If you are detected, you're going to get treated. You get the right treatment. There's always new treatment coming in and like we can help surface, Hey, there's a new treatment that might be relevant.
Deep: Yeah.
Oded: Right.
Deep: So we can, or even like even servicing clinical trials that somebody, you know, actually do that.
Yeah.
Oded: That's great. Like we identify today patients and surfacing them as potentially for like a candidate for a clinical trial. And instead of having to go to a big deal
Deep: because it's so hard for so many people are sitting. I mean, it's kind of heartbreaking. It's particularly in cancer because there's such amazing treatments that are just right on the horizon.
And there's people who are looking at a terminal case.
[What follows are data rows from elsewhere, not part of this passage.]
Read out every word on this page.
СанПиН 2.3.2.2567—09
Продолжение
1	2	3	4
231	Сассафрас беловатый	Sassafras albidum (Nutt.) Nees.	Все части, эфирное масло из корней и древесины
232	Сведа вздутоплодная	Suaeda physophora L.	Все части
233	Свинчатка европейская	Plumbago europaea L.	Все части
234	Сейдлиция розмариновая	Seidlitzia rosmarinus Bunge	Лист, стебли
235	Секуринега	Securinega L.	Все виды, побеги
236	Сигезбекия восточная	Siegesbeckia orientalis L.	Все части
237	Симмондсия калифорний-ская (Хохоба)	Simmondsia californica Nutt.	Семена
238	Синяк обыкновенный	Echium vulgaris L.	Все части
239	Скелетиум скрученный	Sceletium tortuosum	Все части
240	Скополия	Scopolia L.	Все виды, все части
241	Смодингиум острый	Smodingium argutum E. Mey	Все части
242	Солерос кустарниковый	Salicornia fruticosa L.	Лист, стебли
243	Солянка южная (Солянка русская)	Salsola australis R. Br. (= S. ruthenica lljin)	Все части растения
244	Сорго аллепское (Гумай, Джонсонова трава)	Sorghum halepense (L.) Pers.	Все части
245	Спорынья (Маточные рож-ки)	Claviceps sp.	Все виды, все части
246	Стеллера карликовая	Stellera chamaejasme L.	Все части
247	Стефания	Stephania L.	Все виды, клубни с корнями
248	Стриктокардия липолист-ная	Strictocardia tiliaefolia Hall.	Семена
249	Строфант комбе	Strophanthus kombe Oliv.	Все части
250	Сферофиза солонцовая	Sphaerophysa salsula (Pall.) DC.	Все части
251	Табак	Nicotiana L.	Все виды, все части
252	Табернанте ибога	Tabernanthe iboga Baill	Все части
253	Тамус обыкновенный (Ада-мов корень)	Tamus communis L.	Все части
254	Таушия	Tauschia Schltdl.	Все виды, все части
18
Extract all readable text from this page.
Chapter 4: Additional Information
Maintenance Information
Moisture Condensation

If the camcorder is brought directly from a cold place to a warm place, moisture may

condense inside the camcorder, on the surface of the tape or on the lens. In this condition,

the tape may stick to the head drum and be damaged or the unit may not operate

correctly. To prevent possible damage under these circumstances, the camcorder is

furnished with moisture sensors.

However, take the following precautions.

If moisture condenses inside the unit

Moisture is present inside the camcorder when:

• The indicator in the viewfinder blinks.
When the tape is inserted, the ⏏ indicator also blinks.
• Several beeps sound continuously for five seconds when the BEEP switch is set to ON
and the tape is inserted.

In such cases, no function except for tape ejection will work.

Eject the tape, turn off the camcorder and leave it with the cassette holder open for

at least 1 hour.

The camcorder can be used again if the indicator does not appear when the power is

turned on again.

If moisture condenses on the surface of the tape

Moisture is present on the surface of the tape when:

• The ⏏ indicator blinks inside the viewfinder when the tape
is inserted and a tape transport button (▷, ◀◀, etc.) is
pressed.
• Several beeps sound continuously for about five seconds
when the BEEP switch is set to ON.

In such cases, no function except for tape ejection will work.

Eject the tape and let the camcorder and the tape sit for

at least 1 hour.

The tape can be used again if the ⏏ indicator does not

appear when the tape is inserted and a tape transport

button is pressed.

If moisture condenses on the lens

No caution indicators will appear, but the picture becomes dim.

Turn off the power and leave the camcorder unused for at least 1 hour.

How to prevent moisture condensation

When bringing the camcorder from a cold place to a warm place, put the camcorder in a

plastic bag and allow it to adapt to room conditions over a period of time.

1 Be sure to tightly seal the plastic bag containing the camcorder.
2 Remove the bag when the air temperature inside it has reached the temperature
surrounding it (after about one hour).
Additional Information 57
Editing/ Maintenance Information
Somebody has got to get better at matching them up with clinical trials. It's
Oded: twofold. One, for the people that are getting into the clinical trial, it might be a life saving. Yeah. Like, which is important. But it's furthermore, the clinical trial itself takes so long because you have to Yeah, you can shrink that time.
So if you could Right. So instead of three years, it's two years or whatever. You get a new drug to market faster. So our mission is, you know, to get more patients treated, to get to the right treatment, to life saving treatment, right? And so do I think it's going to be perfect in 10 years? It's probably not, but hopefully it's going to be a lot better,
Artem: I would say that with years, the whole problem of like doctor scarcity, especially in developed countries becomes more evident because of the aging population, like less doctor in the industry.
And just doctors have to serve more people, more and more people every year. That's one of the trends. And essentially, I would say that all of these like remote patient monitoring tool. That would help to overcome this trend and make the healthcare more available than we have today. So we have better care, just sitting at your home, probably at a cheaper price.
I hope so. I really hope so for that as well. I believe that it would become just the thing that People don't even realize it's there. It's like convenient air travel like we have like right now and people 50 years ago Didn't have that because it was like super expensive only for some high class guys and right now I can buy tickets like to the other side of the world and Just travel there by airplane.
I don't even think that it's kind of something special. It's just, it's just the usual. And I'm hopeful that in 10 years, uh, all of these tools that I'm building, that all other companies are building, just going to make, going to become a commodity, essentially, for patients. It just, the stuff, it's, it's there and it's helpful.
And people don't even think that it's something that they cannot have.